Perhaps I misunderstand your point, but I am rather sure that in SSE.../AVX... there do exist instructions for saturating addition:

* (V)PADDSB, (V)PADDSW, (V)PADDUSB, (V)PADDUSW

* (V)PHADDSW, (V)PHSUBSW

  • Unfortunately, that's only vector, and ≤16-bit ints at that, no 32-bit ints; and as the other reply says, nearly non-existent multiply-high which generally makes vectorized div-by-const its own mini-hell (but doing a 2x-width multiply with fixups is still better than the OP 4x-width method).

    (...though, x86 does have (v)pmulhw for 16-bit input, so for 16-bit div-by-const the saturating option works out quite well.)

    (And, for what it's worth, the lack of 8-bit multiplies on x86 means that the OP method of high-half-of-4x-width-multiply works out nicely for vectorizing dividing 8-bit ints too)

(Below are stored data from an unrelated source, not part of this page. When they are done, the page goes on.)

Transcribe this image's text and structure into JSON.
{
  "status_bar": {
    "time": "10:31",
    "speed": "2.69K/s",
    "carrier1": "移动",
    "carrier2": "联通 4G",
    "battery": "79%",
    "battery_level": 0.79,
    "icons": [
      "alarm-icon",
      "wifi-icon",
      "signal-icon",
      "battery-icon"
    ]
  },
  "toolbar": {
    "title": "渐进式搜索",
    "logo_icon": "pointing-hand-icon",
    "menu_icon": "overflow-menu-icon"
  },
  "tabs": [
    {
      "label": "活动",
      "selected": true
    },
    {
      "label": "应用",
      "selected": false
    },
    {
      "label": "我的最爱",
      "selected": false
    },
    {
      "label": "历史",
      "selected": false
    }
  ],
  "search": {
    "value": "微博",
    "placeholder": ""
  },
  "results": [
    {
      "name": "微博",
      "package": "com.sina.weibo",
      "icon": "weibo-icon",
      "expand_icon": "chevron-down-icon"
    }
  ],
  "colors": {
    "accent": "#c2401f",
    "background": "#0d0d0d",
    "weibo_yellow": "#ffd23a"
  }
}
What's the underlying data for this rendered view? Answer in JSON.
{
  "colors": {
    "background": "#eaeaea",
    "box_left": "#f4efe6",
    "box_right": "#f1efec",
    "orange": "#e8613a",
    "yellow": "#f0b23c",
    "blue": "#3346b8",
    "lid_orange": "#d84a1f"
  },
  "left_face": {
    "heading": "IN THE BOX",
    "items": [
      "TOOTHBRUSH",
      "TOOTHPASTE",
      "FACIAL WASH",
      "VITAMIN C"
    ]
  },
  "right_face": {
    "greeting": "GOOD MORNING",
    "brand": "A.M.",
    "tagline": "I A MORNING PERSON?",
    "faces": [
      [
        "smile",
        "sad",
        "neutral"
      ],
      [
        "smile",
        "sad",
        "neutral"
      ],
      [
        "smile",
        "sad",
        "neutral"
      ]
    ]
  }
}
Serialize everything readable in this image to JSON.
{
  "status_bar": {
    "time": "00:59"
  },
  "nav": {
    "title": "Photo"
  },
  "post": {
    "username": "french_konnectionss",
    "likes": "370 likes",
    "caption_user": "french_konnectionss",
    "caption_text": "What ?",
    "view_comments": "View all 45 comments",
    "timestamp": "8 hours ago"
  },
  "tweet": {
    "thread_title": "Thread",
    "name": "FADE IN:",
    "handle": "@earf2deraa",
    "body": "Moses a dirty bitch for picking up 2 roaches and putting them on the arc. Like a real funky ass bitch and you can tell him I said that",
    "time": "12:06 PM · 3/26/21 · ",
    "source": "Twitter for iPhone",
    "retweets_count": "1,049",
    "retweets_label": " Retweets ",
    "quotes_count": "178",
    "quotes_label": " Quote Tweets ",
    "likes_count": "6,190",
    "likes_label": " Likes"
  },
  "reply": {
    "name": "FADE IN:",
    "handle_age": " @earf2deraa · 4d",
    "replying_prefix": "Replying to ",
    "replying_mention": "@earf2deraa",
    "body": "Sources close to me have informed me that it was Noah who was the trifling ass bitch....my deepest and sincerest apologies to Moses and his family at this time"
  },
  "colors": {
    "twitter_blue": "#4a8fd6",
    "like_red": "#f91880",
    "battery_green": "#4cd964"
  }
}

  • On x86, there is no vector instruction to get the upper half of integer product (64-bits x 64-bits). ARM SVE2 and RISC-V RVV have one, x86 unfortunately does not (and probably wont for a long time as AVX10 does not add it, either).

    • There is one for the f64 FMA recycling IFMA from AVX512 they have for bignum libraries;it's a 52 bit unsigned multiply and accumulates either the low or the high output halves into a 64bit accumulator.

      It's surely no 64 bit but it's much more than 32 bit. And it's giving you access to the high halves so you can use it to compute 32x32->64 on vector even if only half as packed as that could be.